Resume: Pueblo Viejo-Santa Marta, 35 km by bus.
LINK: Photos 065-079 , video 204

31.03.10 Colombia
We had breakfast at the promenade. A horse passed pulling a carriage. This time they charged us more for the food then yesterday, for the same meal. We really have to make a list before we order food: ask for the price, without salt, drinks without sugar, drinks without straws... A woman passed us with a stethoscope asking us if we want our blood pressure measured. Everybody offers something, everybody tries to make business. At noon we left beautiful Santa Marta (the first settlement in Colombia) and took the bus back to our little fisherman village. We packed and left at 4.30 pm heading 11 km further to Cienaga.
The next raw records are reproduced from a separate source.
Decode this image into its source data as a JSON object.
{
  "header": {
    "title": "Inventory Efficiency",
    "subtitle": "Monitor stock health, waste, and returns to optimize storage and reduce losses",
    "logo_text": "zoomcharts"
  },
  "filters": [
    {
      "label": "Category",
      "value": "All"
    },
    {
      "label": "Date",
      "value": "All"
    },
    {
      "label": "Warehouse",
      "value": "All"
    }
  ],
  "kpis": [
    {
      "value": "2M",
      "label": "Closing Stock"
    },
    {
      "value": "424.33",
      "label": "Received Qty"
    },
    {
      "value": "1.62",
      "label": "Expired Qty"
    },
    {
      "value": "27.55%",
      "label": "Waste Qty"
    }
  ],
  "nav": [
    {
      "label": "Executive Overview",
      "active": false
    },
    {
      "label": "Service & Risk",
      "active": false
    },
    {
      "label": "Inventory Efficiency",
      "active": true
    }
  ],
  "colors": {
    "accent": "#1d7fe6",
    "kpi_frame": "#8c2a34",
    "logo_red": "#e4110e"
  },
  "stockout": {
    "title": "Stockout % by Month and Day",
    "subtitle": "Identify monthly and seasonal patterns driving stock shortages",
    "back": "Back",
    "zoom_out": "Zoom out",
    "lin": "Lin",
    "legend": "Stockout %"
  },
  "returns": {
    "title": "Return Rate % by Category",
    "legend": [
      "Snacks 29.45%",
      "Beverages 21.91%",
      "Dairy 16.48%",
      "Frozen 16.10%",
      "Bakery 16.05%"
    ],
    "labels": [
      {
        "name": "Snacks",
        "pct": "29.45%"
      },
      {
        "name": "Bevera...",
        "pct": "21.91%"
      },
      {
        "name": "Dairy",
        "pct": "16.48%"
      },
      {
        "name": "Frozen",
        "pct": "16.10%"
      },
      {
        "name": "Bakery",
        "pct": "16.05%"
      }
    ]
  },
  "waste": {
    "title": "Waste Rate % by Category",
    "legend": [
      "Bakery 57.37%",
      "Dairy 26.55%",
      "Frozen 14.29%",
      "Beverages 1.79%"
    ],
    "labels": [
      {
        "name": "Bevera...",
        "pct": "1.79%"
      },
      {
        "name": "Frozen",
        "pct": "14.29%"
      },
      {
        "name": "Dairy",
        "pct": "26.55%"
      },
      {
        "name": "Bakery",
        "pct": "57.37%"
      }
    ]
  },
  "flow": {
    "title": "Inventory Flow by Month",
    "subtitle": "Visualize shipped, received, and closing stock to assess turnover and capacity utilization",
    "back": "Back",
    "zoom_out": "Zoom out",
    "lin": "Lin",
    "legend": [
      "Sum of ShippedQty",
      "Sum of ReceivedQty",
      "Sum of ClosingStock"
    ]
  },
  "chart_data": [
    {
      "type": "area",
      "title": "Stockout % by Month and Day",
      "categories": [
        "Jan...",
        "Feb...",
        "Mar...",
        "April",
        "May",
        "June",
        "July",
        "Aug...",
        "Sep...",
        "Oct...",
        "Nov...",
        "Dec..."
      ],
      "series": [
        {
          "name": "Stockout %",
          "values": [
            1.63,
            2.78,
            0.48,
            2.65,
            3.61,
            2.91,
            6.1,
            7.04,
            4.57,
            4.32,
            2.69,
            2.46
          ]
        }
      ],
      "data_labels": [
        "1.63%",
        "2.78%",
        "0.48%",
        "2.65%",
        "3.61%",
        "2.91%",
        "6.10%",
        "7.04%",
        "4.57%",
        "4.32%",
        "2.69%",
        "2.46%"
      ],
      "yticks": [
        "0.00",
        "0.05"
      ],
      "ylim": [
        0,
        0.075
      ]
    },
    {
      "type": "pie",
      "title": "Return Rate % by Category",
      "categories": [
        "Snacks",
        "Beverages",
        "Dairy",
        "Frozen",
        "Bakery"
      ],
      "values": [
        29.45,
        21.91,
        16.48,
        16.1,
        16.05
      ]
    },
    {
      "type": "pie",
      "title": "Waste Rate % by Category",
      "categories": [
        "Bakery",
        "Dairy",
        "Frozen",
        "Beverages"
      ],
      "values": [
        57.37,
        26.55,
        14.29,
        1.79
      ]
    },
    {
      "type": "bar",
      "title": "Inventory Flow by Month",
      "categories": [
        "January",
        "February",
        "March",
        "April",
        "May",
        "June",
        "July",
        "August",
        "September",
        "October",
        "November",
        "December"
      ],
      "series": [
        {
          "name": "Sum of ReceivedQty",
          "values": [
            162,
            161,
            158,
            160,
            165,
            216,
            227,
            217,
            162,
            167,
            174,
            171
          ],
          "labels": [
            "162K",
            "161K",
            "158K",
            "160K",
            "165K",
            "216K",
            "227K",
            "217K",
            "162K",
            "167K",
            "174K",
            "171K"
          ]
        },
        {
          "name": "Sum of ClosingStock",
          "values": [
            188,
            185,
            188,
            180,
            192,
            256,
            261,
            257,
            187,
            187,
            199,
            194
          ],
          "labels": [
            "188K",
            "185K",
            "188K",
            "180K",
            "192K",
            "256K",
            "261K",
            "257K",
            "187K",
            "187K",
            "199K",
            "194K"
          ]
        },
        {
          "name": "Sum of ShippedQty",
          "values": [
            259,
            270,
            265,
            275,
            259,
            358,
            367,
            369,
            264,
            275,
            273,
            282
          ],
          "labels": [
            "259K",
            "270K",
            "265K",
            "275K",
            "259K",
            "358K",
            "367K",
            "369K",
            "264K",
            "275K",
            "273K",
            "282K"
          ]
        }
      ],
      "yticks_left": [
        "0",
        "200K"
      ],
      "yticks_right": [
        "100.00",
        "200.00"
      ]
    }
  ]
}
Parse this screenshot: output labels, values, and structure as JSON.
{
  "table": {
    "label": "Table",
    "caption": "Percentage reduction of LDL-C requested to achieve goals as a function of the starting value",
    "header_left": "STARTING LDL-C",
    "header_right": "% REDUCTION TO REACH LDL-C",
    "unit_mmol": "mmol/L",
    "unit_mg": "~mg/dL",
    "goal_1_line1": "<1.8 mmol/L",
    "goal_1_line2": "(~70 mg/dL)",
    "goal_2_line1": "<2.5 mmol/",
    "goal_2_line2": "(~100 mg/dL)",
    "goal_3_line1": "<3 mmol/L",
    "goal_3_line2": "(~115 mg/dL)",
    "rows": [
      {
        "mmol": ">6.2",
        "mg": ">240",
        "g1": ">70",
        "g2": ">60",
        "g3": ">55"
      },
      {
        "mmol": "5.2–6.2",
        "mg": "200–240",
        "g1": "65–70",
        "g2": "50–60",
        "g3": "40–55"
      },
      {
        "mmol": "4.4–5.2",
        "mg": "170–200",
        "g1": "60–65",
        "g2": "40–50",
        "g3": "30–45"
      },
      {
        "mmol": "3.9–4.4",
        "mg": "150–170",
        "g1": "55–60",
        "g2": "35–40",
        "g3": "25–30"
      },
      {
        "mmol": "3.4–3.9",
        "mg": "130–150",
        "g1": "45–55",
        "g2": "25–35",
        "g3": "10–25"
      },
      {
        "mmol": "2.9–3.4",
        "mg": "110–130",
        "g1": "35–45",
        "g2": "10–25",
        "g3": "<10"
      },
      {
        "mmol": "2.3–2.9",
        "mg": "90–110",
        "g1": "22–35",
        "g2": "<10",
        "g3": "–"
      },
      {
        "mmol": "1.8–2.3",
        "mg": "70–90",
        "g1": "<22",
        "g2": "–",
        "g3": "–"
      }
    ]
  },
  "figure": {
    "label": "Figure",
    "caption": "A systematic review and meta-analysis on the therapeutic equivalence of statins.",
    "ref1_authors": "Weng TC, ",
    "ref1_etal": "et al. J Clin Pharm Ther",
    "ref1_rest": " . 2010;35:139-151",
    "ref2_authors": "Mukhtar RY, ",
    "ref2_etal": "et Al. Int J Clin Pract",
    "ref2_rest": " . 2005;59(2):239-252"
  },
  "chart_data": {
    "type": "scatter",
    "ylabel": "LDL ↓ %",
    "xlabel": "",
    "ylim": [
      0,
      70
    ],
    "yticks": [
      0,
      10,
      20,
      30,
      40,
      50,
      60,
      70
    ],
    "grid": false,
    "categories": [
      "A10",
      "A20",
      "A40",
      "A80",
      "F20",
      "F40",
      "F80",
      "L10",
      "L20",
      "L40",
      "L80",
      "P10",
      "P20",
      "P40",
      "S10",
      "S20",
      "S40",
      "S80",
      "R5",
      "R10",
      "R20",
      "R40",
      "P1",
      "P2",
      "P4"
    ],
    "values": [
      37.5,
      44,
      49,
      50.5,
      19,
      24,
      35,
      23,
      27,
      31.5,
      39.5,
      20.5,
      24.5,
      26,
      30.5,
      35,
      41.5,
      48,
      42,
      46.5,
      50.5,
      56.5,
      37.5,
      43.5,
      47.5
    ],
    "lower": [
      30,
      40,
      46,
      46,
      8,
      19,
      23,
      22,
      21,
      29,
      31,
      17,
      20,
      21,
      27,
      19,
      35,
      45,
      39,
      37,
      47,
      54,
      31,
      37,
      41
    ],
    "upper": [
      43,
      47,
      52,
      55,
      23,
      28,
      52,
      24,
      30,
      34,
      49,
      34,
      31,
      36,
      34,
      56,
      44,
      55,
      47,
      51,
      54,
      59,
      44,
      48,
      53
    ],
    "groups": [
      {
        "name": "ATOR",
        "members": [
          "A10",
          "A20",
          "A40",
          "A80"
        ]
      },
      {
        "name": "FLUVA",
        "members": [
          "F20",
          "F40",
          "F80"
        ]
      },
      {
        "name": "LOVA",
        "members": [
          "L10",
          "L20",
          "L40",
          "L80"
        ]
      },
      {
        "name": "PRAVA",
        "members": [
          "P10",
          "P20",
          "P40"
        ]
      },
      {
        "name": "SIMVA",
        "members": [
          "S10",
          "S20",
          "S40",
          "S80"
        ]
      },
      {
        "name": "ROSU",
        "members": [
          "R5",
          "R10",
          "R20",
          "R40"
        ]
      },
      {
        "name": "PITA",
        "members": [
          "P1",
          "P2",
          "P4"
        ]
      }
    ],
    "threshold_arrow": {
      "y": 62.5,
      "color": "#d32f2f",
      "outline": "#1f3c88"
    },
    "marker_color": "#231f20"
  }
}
We passed lots of slums. Their houses were made of branches, palm leaves, wooden planks and stuff. Naked children were playing in the dirt, happy Latin music came from many houses. Everybody had a smile for us. The people are so beautiful. Nobody is in a hurry here. The road was busy with bicycle rickshaws, lots and lots... There was water and palm trees on both sides, in the middle the road and some land where the people lived. The scenery was so beautiful. Slums in paradise. I felt a strong connection to the people. I have looked into so many eyes, seen so many faces, I felt so much love for them. After 40 min we arrived in busy Cienaga and found a nice cheap room. After we parked our bikes in our room we looked for an internet place. We walked through the alive town and found one. It was actually a private living room from a family. They put in 4 computers and a sign in front of the house. Easy peasy! When we walked back we stopped at a store. It was already dark. The lights were still on but they had the iron bars closed, so nobody could go into the store anymore. First we thought they were about to close, but it was their security system. People stay outside and tell the people in the shop, what they want. Everybody was out. There was so much street life! We saw lots of garbage on the ground... and... an almost empty garbage bin. Nobody seems to use it. When we walked back to our room, we had no water and arranged a bucket with water. We got it from their laundry system. And... there were some fishes swimming in the water! In the laundry system!! That is one way to store fresh alive fish, I guess. Viva Colombia!
Resume: Santa Marta-Pueblo Viejo by bus, Pueblo Viejo-Cienaga, 11 km by bike, 31 degrees.